Idek what to say... but i'm so upset with myself. I'm sick of not giving a shit how i feel and watching out for everyone else. I'm sick of staring at the fucking word documents that have been in the same place for weeks. I'm sick of needing to write so badly yet not being able to. I'm sick of staring failure in the face constantly. I'm sick of being so fucking afraid of EVERYTHING. I'm sick of being over-emotional, yet hiding it. I'm sick of lying to spare someone else. I'm sick of wishing for people to notice when there's something wrong so that i can find something else to complain about. I'm sick of being so afraid of bull shit to ask for something i deserve. I'm sick of saying something and doing something else. I'm sick of not knowing. I'm sick of letting everyone down. I'm sick of being let down. I'm sick of being jealous that other people are happy. I'm sick of feeling like i'm going to cry but not. I'm sick of these stupid commercials that i've seen a thousand times. I'm sick of forgetting. I'm sick of lying. I'm sick of hitting the delete button. I'm sick of correcting people's bad english because it annoys me. I'm sick of dirty dishes that i get yelled at for not doing. I'm sick of getting half-compliments. I'm sick of the "good, but ___". I'm sick of having no money. I'm sick of not being able to help people with their problems. I'm sick of being lazy. I'm sick of doubting everything i do. I'm sick of too many soda cans. I'm sick of feeling lower than everyone else. I'm sick of feeling like i deserve the bad stuff but not the good. I'm sick of the rain covering up the stars. I'm sick of my dog shitting everywhere in the yard. I'm sick of being woken up by the barking dog as soon as my mom leaves. I'm sick of not seeing my boyfriend. I'm sick of staying in bed all day because there's nothing else for me to do. I'm sick of wanting things i can't have. I'm sick of these stupid obsessions. I'm sick of not feeling like eating. I'm sick of feeling stressed non stop. I'm sick of having unresolved medical issues. I'm sick of saying i don't care when i do. I'm sick of apologizing when i did nothing wrong. I'm sick of accepting apologies when i shouldn't. I'm sick of not talking things out. I'm sick of my bed sheets being all crumpled up. I'm sick of my bad habits. I'm sick of being me. I'm sick of me.

Wednesday, July 22, 2009

:-p

So, I'm starting to realize something about myself. Did you know I'm a jealous person? Me either! Like, I'm subtle about it and I don't really let it affect other people but I'm not liking this.... lol. It blows.

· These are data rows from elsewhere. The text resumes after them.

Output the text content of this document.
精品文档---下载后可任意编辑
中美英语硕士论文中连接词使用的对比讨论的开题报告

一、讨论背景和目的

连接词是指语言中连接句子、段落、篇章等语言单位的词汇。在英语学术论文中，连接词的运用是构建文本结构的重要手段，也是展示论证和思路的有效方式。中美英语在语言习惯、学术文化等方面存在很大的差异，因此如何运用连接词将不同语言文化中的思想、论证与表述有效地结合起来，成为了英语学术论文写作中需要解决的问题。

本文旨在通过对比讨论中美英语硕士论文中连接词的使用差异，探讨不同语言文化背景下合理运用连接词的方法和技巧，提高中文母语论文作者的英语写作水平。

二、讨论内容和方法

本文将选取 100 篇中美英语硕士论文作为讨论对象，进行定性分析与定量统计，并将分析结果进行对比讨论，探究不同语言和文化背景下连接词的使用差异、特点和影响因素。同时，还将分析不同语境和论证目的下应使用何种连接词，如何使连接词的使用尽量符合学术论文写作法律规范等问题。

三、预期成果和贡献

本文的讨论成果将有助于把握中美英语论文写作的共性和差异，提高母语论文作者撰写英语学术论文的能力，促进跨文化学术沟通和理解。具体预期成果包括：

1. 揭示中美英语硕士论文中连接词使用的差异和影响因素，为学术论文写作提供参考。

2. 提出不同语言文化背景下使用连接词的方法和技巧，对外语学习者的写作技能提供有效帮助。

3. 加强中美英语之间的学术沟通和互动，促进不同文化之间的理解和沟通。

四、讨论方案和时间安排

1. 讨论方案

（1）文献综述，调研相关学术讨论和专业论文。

Anyway, I just got done failing at finding a cd for free online. This upsets me cuz I'm broke and walmart isn't gonna have it.

Oh! And I got a haircut. It's for senior pictures tomorrow.

Hm... well that's all I have to say now I suppose =D

You're agitated friend,
Courtney

Sunday, July 19, 2009

At least it's a nice night...

*deep breaths* Warning, you probably won't understand a thing I'm saying but I need to get it out and the thought of writing another emo, depressing, from-the-heart poem sickens me.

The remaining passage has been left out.